Here's a fun paper for anyone interested in today's news story on Lucentis.
First, the background story. There is a very expensive drug called ranibizumab (trade name "Lucentis") used to treat an eye condition called wet AMD. It costs a huge amount of money, for a tiny dose. This expensive drug can be substituted with a very similar cancer drug called bevacizumab (Avastin). Because the amounts required for an eye injection are so low, substituting a tiny dose of bevacizumab makes the treatment much cheaper: like about £60 a pop, because you can get so many tiny eye injections out of one dose of a cancer drug, even if it's really expensive. The drug company don't like this cost-saving practice, and are trying to get a judicial review saying that this use of bevacizumab is unacceptable in the NHS.
There are arguments about whether one treatment is better than the other. But how much would it cost for the NHS to do what the drug company want, and pay for proper Lucentis every time? This paper, published last year, does exactly that calculation (amusingly I see my dad is last author):
They looked at annual rates of injection for wet AMD, which have been rising rapidly, and in the discussion section they calculate the likely impact for the NHS:
"Our data demonstrate that the annual number of intravitreal
injection episodes has increased over 150-fold in England from
203 in 1989 to 30 458 in 2008. It is presumed that the majority
relate to the licensed form of treatment, ranibizumab. If all
injections in 2008 were indeed ranibizumab, the cost to the NHS
of the drug alone for that year would have been over £3 million.
Using recent estimates that over 25 000 cases of neovascular
AMD might be eligible for anti-VEGF therapy each year in the
UK, that the combined cost of a hospital assessment and
injection is £1750 and that a typical treatment course involves
14 injections over 2 years, the cost to the NHS of ranibizumab
treatment for these patients would be over £600 million per year
At £600 million a year - six hundred million pounds a year - you can now see why Novartis are fighting so hard to force the NHS to use Lucentis.
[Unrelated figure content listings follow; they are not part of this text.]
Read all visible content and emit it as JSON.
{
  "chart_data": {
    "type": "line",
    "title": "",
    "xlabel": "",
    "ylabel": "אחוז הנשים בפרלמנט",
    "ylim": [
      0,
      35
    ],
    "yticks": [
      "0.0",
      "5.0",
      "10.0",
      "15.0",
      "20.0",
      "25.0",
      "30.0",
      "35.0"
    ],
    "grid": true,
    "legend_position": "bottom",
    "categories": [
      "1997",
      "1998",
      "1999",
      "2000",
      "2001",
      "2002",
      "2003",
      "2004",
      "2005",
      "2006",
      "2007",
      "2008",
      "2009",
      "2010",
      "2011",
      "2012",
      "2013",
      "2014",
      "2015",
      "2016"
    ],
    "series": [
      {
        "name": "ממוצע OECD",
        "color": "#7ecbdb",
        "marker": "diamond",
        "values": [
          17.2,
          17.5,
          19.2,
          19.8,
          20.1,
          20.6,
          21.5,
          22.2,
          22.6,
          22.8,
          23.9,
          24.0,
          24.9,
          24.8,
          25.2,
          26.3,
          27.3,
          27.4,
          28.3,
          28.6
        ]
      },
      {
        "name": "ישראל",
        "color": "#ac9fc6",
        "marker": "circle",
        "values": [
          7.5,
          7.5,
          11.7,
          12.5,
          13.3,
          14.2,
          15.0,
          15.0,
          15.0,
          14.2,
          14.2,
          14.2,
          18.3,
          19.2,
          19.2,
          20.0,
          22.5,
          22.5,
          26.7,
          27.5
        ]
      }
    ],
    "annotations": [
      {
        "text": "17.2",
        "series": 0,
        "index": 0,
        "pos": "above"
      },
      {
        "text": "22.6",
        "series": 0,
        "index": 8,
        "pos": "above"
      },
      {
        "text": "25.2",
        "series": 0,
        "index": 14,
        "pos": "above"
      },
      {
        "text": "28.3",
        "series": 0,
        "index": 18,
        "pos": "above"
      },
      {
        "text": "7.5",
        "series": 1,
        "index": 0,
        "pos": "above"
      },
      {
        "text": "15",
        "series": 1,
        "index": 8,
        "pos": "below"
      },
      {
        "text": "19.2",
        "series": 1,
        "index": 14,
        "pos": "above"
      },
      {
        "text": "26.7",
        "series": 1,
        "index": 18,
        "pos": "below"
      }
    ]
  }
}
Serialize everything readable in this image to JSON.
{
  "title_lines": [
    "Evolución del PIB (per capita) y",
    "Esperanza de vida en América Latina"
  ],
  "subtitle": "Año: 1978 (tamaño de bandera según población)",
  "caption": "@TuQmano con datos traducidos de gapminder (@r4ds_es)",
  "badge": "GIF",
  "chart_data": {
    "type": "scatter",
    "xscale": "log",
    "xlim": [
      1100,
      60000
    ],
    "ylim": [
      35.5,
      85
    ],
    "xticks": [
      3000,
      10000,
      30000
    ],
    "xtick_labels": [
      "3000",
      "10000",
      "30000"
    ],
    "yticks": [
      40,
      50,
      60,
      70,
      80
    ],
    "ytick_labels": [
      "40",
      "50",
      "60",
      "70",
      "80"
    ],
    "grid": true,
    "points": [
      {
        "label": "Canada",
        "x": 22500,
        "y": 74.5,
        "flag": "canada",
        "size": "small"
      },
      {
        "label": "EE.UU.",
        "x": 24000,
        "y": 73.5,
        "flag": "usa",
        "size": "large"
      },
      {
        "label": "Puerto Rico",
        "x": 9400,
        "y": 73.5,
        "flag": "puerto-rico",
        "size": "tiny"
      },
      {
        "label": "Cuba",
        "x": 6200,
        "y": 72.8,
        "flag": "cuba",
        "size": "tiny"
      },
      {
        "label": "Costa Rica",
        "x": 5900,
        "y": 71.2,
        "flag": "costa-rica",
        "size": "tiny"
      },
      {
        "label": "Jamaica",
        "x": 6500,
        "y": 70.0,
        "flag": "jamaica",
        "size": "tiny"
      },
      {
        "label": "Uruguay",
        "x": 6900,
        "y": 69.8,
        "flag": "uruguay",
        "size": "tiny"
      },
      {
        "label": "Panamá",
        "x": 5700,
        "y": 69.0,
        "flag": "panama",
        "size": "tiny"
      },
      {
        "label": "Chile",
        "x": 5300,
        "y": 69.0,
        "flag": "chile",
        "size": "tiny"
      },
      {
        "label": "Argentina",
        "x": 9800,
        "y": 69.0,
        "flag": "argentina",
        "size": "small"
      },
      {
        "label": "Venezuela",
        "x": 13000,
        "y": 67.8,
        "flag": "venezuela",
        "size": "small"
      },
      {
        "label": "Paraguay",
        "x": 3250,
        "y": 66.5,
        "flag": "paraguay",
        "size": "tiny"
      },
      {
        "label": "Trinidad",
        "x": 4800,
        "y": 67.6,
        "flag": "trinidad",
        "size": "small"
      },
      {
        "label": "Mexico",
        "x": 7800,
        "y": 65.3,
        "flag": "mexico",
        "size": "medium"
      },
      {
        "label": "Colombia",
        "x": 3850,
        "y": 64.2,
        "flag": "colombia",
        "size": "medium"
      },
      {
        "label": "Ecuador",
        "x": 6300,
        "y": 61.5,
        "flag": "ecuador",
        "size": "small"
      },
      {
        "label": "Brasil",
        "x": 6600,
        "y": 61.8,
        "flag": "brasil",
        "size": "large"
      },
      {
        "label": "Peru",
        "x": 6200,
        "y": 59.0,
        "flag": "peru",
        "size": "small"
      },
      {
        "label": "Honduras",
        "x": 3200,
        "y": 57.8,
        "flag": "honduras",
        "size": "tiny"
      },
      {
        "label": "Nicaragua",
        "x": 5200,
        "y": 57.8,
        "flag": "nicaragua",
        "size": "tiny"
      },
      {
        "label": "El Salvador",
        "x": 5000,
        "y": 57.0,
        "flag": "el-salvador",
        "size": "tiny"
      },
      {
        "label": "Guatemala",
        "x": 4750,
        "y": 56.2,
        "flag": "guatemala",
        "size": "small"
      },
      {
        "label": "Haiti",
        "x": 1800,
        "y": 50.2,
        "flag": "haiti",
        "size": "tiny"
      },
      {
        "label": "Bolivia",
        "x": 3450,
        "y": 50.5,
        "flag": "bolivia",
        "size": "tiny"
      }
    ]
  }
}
On the broader arguments made by the drug company, I would point out two further things. Firstly, the claim that they need lots of money to develop new drugs is undermined by the fact that they spend twice as much on marketing and advertising as they do on research and development. Secondly, this sudden principled stance against "off license prescribing" is undermined by the fact that the industry as a whole promotes such off license use widely when it suits them (eg a
$400m fine for Novartis for doing so, via the comments below). Lots more on both of these points in my book on big pharma, out soon!
Anyway, here's the abstract of the paper, and a link to the full text:
Trends over time and geographical variation in rates of intravitreal injections in England.
Br J Ophthalmol. 2012 Mar;96(3):413-8. Epub 2011 Aug 28.
Keenan TD, Wotton CJ, Goldacre MJ.
AIMS:
The recent emergence of antivascular endothelial growth factor (anti-VEGF) drugs has led to increased numbers of patients undergoing intravitreal injection for age-related macular degeneration (AMD). The aims of this study were to report on trends over time and geographical variation in intravitreal injection rates in England, and consider the implications for publicly funded health services of introducing new and expensive treatments.
METHODS:
Hospital episode statistics were analysed for annual treatment rates of intravitreal injection between the NHS financial years of 1989/1990 and 2008/1999.
RESULTS:
Annual injection rates increased from 0.4 episodes (95% CI 0.37 to 0.49) per 100,000 population in 1989/1990 to 10.7 (10.4-11.0) in 2006/2007. Rates then rose exponentially to 59.5 (58.8-60.2) in 2008/2009, with increasing use of multiple injections per person. The largest growth in injection rates was found in older people, and for AMD. Numbers of treatment episodes increased from 203 (1989/1990) to 30,458 (2008/2009). Geographical analysis showed a very wide variation across local authority areas in injection rates, from 0.9 (0.2-2.2) to 42.2 (38.9-45.7) people per 100,000 population in 2005-2008.
CONCLUSION:
Rates of intravitreal injection increased exponentially from 2006/2007. This followed the US Food and Drug Association licensing of ranibizumab for the treatment of neovascular AMD (2006), and its recommendation by National Institute for Health and Clinical Excellence (2008). This study demonstrates some of the major issues which arise with the emergence of expensive new treatments, including speed and cost of adoption, geographical variation in access, and implications for licensing, commissioning and health financing in an ageing society.